Editoriaux - Polémiques - Politique - 6 novembre 2019

Immigration et société française : l’équation impossible à résoudre

Je vais être franche : ce pays me fatigue !

Les Français râlent. Encore, toujours. Ils ne cessent de râler : « Y faut que, z’avez qu’à, y faut qu’on… C’était mieux hier, ça sera pire demain, virez-les tous ! Faut qu’ça pète ! »

On est d’accord pour la réforme en espérant qu’elle ne touchera que le voisin. On bloque. Tout. Tout le monde. Sans préavis maintenant, c’est plus commode. Alors, comme beaucoup d’autres – et vous, peut-être ? –, je n’ose faire des plans pour la fin d’année, ni même au-delà, d’ailleurs. Tant que la prochaine échéance électorale ne sera pas passée, ce sera la chienlit. Et quand celle-là sera advenue, on essaiera de faire pression sur la prochaine.

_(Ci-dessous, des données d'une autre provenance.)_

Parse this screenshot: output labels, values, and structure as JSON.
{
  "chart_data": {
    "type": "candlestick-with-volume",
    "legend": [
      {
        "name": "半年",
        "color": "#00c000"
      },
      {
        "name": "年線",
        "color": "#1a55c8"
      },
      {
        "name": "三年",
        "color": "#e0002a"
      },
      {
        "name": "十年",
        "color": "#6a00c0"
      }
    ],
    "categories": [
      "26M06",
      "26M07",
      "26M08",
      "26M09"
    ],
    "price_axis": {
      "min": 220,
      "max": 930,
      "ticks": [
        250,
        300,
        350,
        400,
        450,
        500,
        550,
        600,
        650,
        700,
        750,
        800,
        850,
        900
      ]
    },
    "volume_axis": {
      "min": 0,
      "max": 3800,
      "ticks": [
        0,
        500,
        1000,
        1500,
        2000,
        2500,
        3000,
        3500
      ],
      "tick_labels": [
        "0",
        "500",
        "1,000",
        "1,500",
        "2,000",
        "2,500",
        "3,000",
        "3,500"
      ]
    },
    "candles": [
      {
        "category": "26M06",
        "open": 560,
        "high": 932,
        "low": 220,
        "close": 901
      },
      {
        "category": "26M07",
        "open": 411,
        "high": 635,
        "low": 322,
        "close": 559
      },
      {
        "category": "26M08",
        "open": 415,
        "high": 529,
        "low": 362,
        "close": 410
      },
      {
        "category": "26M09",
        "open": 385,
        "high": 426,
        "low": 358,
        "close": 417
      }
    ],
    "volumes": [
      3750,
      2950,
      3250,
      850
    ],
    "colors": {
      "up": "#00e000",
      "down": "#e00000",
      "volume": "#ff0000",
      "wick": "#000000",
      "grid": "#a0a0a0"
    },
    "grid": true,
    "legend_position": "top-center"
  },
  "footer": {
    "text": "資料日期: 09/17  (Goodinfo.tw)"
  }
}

Chienlit ad libitum, voilà la nouvelle devise d’une France qui se vante d’éclairer le monde.

Alors oui, ras le bol de ce pays où toute initiative est décriée d’emblée, et l’est d’autant plus par ceux qui, depuis des décennies, se gardent de bouger quoi que ce soit. Ah, le statut rêvé des opposants… leurs avis éclairés, leurs conseils sur ce qu’il faut faire et qu’ils n’ont jamais entrepris : « Trop timorée, cette réforme, si nous étions aux affaires, ça valserait ! » Et puis il y a les autres qui font croire au miracle : « Immigration zéro ! Un coup de balai et c’est réglé ! »

Notre gouvernement annonce, ce mercredi matin, un train de mesures concernant l’immigration économique, histoire de s’aligner (un peu) sur ce que font tous les pays occidentaux, ou presque. Tollé immédiat : enfumage, insuffisant, ne sert à rien… De l’autre côté, c’est tout l’inverse, forcément : intolérable, dangereux, contraire aux droits de l’homme…

Commençons par regarder la mesure annoncée, début août, par l’OFII, l’Office français de l’immigration et de l’intégration : le changement de la carte ADA (allocation pour demandeur d’asile).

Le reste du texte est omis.